I haven’t gone back home to Hawaii since the pandemic began, and lately, I’ve been thinking a lot about how the crisis is permanently reshaping the way people on the islands feel about tourism.
Last week, I spoke to Native Hawaiian scholars and activists who hold deep concerns about the lessons learned during the pandemic, and the disproportionate impacts felt by the communities who have ancestral history on the islands. But one of the gleaming silver linings I heard, again and again, was the simple joy of seeing island spaces freed of tourists and the ever-present aura of reckless entitlement that follows them.
The last time I was on Oahu in 2019, I didn’t even take my girlfriend to legendary Waikiki Beach, fearing that the crowds and general douchebaggery would be a waste of a Friday night. So it’s an odd miracle to hear that this same stretch of sand and resorts is now a mellow enclave trafficked more by residents than visitors, even as the latter try to finagle their way to Hawaii in 2021.
And boy, I wish I could sit at my favorite hotel bar on Waikiki Beach right now, sipping a Mai Tai while swaying to Hawaiian slack guitar music. The Mai Tai was invented on the mainland, not Hawaii, but the association has historic roots. The drink was formulated in 1944 by Vic Bergeron — better known as Trader Vic — and legend says that the name comes from the exclamation his Tahitian friends uttered after tasting the cocktail: “Maita’i roa a’e’,” which translates to a saying akin to “out of this world.”

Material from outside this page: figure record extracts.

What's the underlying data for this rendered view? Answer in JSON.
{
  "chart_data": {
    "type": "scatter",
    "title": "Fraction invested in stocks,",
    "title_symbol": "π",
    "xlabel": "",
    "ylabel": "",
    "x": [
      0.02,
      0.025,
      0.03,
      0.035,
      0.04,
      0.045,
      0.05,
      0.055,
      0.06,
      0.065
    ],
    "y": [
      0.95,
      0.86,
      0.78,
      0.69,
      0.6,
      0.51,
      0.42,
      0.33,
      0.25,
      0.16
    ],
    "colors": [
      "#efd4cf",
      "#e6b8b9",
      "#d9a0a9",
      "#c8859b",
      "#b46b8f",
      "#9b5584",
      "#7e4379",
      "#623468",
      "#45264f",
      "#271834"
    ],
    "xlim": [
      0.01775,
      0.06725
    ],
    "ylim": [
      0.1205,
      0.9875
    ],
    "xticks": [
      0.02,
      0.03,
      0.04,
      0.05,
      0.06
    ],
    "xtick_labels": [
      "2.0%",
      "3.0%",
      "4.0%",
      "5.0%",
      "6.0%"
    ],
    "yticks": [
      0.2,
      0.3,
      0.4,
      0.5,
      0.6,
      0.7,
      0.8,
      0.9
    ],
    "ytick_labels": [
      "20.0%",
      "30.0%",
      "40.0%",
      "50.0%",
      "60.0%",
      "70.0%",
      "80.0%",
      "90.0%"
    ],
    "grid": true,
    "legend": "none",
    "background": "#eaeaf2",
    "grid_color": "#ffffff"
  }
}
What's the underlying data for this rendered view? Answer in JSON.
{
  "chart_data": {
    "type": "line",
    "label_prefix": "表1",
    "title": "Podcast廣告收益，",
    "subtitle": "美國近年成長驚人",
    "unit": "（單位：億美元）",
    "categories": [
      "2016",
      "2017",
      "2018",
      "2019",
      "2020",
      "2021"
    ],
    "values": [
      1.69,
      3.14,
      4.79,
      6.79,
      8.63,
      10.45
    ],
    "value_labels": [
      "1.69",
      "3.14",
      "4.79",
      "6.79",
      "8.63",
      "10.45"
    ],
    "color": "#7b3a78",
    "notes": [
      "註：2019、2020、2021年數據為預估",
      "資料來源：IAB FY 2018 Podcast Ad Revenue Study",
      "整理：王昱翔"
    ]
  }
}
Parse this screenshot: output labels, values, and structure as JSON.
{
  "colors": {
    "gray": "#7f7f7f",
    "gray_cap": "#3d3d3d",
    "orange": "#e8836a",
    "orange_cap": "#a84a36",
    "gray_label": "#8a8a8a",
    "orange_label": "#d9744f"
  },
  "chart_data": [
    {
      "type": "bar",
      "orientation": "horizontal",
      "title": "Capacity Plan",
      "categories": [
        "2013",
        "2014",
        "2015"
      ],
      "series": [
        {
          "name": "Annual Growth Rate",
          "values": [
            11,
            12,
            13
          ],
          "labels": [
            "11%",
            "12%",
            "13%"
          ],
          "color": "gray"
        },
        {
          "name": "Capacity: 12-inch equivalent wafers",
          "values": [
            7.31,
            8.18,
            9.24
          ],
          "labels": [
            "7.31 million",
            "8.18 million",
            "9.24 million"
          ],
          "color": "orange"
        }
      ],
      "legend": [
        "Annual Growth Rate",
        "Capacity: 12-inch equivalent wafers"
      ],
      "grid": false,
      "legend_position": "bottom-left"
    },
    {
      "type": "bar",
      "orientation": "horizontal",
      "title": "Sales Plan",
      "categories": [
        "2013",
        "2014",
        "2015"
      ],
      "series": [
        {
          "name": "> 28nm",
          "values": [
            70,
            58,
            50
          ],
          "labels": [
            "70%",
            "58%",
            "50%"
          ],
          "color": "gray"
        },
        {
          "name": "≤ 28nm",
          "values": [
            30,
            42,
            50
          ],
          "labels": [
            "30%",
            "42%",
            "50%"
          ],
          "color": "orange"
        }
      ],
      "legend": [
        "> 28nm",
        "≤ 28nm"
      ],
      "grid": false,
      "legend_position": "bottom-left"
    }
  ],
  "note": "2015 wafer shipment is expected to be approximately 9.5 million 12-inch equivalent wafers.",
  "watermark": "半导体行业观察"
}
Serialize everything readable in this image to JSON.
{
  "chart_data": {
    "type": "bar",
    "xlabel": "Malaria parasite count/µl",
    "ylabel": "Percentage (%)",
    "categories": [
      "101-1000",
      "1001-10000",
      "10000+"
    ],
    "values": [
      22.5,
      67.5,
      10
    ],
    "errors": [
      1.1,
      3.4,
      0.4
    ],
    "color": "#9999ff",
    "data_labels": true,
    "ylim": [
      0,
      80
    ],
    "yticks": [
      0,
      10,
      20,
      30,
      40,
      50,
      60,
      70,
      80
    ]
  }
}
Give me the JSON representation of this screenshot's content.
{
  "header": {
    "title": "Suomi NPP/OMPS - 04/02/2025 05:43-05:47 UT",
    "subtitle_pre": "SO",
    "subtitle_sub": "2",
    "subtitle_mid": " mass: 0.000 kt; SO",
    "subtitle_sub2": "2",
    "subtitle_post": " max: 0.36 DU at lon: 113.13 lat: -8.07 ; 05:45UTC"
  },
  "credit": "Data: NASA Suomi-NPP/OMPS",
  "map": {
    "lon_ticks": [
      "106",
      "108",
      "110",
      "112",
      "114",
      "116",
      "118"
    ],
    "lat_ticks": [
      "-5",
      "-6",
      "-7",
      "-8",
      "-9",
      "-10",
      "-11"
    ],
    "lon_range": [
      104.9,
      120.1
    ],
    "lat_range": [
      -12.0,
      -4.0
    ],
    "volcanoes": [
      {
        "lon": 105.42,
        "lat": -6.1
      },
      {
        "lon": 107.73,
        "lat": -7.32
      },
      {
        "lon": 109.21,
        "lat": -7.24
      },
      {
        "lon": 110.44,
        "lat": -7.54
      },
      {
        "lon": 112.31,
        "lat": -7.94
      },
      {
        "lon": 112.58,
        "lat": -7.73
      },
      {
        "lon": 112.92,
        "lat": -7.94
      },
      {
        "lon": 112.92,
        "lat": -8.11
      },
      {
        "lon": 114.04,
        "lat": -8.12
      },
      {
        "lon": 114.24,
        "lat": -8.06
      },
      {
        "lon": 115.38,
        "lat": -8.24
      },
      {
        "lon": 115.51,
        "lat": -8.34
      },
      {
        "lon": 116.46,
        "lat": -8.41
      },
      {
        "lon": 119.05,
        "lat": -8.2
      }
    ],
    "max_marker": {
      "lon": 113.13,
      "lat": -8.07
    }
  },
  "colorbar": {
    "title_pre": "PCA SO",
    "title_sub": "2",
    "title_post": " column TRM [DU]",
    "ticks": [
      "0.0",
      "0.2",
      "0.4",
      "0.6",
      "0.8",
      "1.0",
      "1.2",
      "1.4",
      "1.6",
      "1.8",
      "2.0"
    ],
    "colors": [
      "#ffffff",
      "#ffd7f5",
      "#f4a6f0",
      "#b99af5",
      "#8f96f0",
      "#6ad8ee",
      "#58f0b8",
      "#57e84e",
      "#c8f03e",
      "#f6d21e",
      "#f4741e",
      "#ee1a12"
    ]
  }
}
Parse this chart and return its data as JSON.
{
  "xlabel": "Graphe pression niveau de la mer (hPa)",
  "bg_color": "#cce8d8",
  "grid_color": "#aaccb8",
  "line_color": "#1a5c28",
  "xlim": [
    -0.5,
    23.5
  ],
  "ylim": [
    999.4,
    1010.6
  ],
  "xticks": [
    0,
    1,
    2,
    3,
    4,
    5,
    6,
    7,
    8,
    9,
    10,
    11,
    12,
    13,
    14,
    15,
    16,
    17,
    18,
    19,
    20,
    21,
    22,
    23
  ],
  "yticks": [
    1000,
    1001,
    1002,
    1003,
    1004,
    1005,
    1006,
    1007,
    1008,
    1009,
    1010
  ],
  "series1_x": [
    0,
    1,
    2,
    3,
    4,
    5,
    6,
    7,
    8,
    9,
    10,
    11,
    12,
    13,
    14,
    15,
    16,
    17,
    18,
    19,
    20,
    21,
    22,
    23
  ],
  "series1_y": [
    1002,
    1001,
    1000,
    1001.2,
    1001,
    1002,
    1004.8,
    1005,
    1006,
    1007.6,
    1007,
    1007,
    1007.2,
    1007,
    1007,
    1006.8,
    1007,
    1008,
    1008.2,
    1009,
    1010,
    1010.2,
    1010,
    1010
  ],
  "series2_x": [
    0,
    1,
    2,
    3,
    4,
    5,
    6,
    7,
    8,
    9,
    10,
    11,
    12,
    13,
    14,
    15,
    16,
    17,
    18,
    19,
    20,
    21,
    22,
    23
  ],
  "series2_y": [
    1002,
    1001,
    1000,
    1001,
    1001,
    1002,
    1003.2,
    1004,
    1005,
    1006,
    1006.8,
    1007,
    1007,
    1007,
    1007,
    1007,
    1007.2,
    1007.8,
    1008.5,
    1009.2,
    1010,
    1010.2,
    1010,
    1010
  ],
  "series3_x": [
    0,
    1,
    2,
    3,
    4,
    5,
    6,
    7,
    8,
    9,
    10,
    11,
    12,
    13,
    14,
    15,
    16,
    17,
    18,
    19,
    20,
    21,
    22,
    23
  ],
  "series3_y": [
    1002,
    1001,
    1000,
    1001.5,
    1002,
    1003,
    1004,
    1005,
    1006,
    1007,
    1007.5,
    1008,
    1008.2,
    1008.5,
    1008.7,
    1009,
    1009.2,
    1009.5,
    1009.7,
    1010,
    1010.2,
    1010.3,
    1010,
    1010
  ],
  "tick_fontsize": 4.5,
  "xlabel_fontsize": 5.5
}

Ironically enough, it was Bergeron who bastardized the drink when he got the job as head barman at the now-legendary Royal Hawaiian hotel, located on Waikiki Beach. Adding orange and pineapple juice to mellow the rum flavor proved a hit with the hotel crowd, but it was a harbinger of some unsavory trends as the tiki craze swept across America in the following decades. By the 1970s, bars had already begun shifting away from fresh, distinctive and spirit-forward cocktails, instead choosing to lean on packaged juices, artificial syrups and a loose interpretation of “tropical” flavors. This was, quite literally, a watering down of the cocktails that defined OG tiki bar culture, but nobody really seemed to mind.
Thank goodness the tiki renaissance came surging into the zeitgeist in the last decade, reminding everyone that this weird, culturally appropriative slice of pop culture did actually produce some incredible alcoholic experiments that have withstood the test of time. Whether it was Don the Beachcomber, Bergeron or even Hawaii locals like Harry Yee, mid-century tiki barmen made waves by flaunting a no-limits attitude toward rum drinks. I’d argue that the Mai Tai remains the best of the bunch — as long as it’s built in its original configuration.
That means starting with a delicious rum, and while it’s damn near impossible to get your hands on the original Wray and Nephew 17-year-old rum that Bergeron built the Mai Tai around, there are still a number of quality options that taste much better than Bacardi Gold. I went with a classic aged rum choice, Appleton Estate Signature, but those who want a little more funk from their booze certainly have options (maybe something from Hampden Estate, or even a custom blend of multiple rums, if you’re into that.)
Fresh lime juice is a must, and you really want good orgeat syrup; you can either make it with almonds at home, or buy a high-quality bottled version that excludes corn syrup and artificial flavors (I went with the excellent version from California-based Small Hand Foods). I also recommend that you take the five minutes required to make a rich demerara syrup, combining some water and twice the amount of demerara sugar in a small pan and heating it until the sugar is melted.
As for assembly, I follow the rules laid out by Martin Cate of San Francisco rum haven Smuggler’s Cove: Shake the drink hard with crushed ice, pour the whole thing into an empty double rocks glass, and garnish with the shell of one of those limes you used for fresh juice (you did squeeze fresh lime juice, right?). The trick to make this real pretty is to carefully pinch the cut lime halves as you juice it, rotating the fruit until you see a frilly edge form. Use your fingers to make a neat lime “island,” then poke a branch of mint into the center as a palm tree. It’s cute and authentic, unlike a pineapple wedge or a paper umbrella.
Admittedly, I do break one of Cate’s rules and add a tiny float of dark rum at the end for a hit of aroma and intensity.
- 1 ounce fresh lime juice
- 1/2 ounce orange curacao (I used Cointreau)
- 1/4 orgeat syrup
- 1/4 rich demerara syrup (made with 2:1 ratio of sugar to water)
- 2 ounces of aged rum
Add everything into a cocktail shaker along with a handful of roughly crushed ice (I make it using regular ice cubes, a clean towel and a hammer). Shake hard for 15 seconds, then pour the mix into a double rocks glass. Garnish with a lime-and-mint “island,” then add a tipple of darker rum on top, if you prefer. In my opinion, the drink is best when sipped at pa’u hana time, watching the sun fall toward the horizon while Hawaiian music plays in the background.